El libro de Vuillard, con el que ganó el Premio Goncourt, es una extraordinaria investigación histórica, pero sus conclusiones son muy diferentes. Describe un Ejército alemán en un estado bastante calamitoso como "una amalgama de metal, chapa vacía" y relata un atasco gigante de los tanques que habían entrado en Austria. Para Vuillard, Francia y Reino Unido vendieron Checoslovaquia "a precio de saldo, como si las ambiciones de Hitler pudieran detenerse".
¿Cómo pueden enfrentarse las democracias a lo intolerable?
Estos libros no servirán para frenar la polémica en torno al apaciguamiento porque seguramente no exista una solución: cada momento histórico es diferente, cada situación presenta matices que pueden ser cruciales. Pero es indudable que los problemas se repiten. ¿Cómo pueden enfrentarse las democracias a lo intolerable? ¿Cómo pueden reaccionar ante personas que ponen en peligro sus más profundos valores? ¿Cuándo una guerra puede ser una opción o siempre es un error? ¿Hubiese evitado una intervención internacional temprana en Siria el desastre en que se ha convertido ese conflicto, ISIS incluido, o hubiese empeorado las cosas? ¿Qué hacemos ante Corea del Norte, un régimen enloquecido que mejora la capacidad de su armamento año tras año?
En Europa, las cosas son más sutiles, pero nunca podemos olvidar que, como escribe con certeza Vuillard, "las mayores catástrofes se anuncian a menudo paso a paso". ¿Hasta cuándo puede tolerar la UE que algunos de sus miembros se pasen por el forro principios fundacionales de la Unión como la división de poderes o la libertad de expresión? ¿Cómo se frenan las injerencias rusas en procesos democráticos cuando un hacker habilidoso puede intervenir un sistema bancario o electoral? ¿Cómo frenamos el antisemitismo, que actualmente tiene orígenes diversos? Por un lado, está el mismo que ha recorrido Europa desde las Cruzadas, un odio atávico, pero también existe uno de nuevo cuño, promovido por el islam radical violento, como queda claro en Francia.

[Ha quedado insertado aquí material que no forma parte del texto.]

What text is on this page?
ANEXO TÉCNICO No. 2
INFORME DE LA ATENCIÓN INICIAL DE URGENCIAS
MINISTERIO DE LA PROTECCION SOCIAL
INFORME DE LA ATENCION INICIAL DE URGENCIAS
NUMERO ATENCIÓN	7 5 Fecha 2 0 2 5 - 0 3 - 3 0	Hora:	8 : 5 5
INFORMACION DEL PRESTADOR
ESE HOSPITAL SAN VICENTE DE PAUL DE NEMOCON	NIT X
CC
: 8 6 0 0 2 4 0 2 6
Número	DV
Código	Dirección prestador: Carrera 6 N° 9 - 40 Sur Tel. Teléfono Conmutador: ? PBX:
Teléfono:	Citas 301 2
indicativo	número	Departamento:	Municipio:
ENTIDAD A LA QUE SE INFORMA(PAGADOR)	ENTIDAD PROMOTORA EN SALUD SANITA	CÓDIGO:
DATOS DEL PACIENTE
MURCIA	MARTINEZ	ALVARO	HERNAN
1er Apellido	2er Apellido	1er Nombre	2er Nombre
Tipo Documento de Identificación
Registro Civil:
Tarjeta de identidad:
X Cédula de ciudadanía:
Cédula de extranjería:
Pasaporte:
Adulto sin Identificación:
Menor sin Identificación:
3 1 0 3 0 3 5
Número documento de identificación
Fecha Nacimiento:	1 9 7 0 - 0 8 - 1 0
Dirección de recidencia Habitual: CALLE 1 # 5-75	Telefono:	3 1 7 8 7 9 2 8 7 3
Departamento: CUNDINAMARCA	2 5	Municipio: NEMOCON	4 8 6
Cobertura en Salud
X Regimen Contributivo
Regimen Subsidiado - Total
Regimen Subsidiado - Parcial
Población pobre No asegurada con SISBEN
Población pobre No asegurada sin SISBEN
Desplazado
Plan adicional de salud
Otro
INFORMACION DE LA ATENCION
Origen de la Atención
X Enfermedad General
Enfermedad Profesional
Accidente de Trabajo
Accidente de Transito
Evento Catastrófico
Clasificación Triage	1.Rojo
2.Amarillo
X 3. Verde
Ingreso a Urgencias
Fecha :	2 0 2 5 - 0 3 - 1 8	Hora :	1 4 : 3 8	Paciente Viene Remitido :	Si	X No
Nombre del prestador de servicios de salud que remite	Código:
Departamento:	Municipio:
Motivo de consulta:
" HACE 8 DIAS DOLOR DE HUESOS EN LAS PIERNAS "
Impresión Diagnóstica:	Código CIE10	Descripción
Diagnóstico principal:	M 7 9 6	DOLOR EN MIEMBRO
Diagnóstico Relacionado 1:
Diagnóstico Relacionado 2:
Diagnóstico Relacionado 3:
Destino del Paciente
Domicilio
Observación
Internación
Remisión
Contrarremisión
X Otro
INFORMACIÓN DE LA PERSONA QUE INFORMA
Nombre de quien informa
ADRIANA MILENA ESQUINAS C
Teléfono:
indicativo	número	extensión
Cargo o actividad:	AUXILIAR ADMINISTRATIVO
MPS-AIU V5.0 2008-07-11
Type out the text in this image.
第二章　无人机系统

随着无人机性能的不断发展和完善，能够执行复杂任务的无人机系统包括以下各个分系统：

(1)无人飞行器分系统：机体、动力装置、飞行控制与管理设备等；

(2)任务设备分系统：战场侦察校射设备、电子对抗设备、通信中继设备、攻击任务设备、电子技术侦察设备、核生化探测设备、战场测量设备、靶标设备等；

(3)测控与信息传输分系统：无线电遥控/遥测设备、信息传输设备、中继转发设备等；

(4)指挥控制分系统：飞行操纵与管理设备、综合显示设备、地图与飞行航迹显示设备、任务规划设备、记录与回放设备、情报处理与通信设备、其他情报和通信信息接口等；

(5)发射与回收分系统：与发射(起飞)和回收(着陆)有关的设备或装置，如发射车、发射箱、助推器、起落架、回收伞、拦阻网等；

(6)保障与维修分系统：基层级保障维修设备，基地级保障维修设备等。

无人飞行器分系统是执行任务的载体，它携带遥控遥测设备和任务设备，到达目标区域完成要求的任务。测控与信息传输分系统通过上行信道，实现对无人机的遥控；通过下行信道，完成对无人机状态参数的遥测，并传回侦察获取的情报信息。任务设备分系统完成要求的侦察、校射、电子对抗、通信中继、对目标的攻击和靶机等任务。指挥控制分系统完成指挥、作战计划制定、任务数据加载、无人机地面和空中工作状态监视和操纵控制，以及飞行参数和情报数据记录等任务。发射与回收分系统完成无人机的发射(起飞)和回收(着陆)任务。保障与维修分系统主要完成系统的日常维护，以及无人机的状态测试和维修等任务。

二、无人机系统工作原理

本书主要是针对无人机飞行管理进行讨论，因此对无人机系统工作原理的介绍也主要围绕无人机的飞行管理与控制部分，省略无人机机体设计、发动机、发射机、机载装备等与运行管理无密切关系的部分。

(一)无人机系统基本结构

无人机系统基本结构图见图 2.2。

Al final, sólo quedan preguntas y ninguna respuesta clara: ¿cuál es la mejor forma de defender nuestros valores y nuestra libertad? ¿Hasta dónde estamos dispuestos a ceder para evitar un mal mayor? Estudiar la Conferencia de Múnich y la actitud de las democracias occidentales no nos dará una respuesta. Aunque está claro que la política de apaciguamiento, entonces, no evitó el desastre.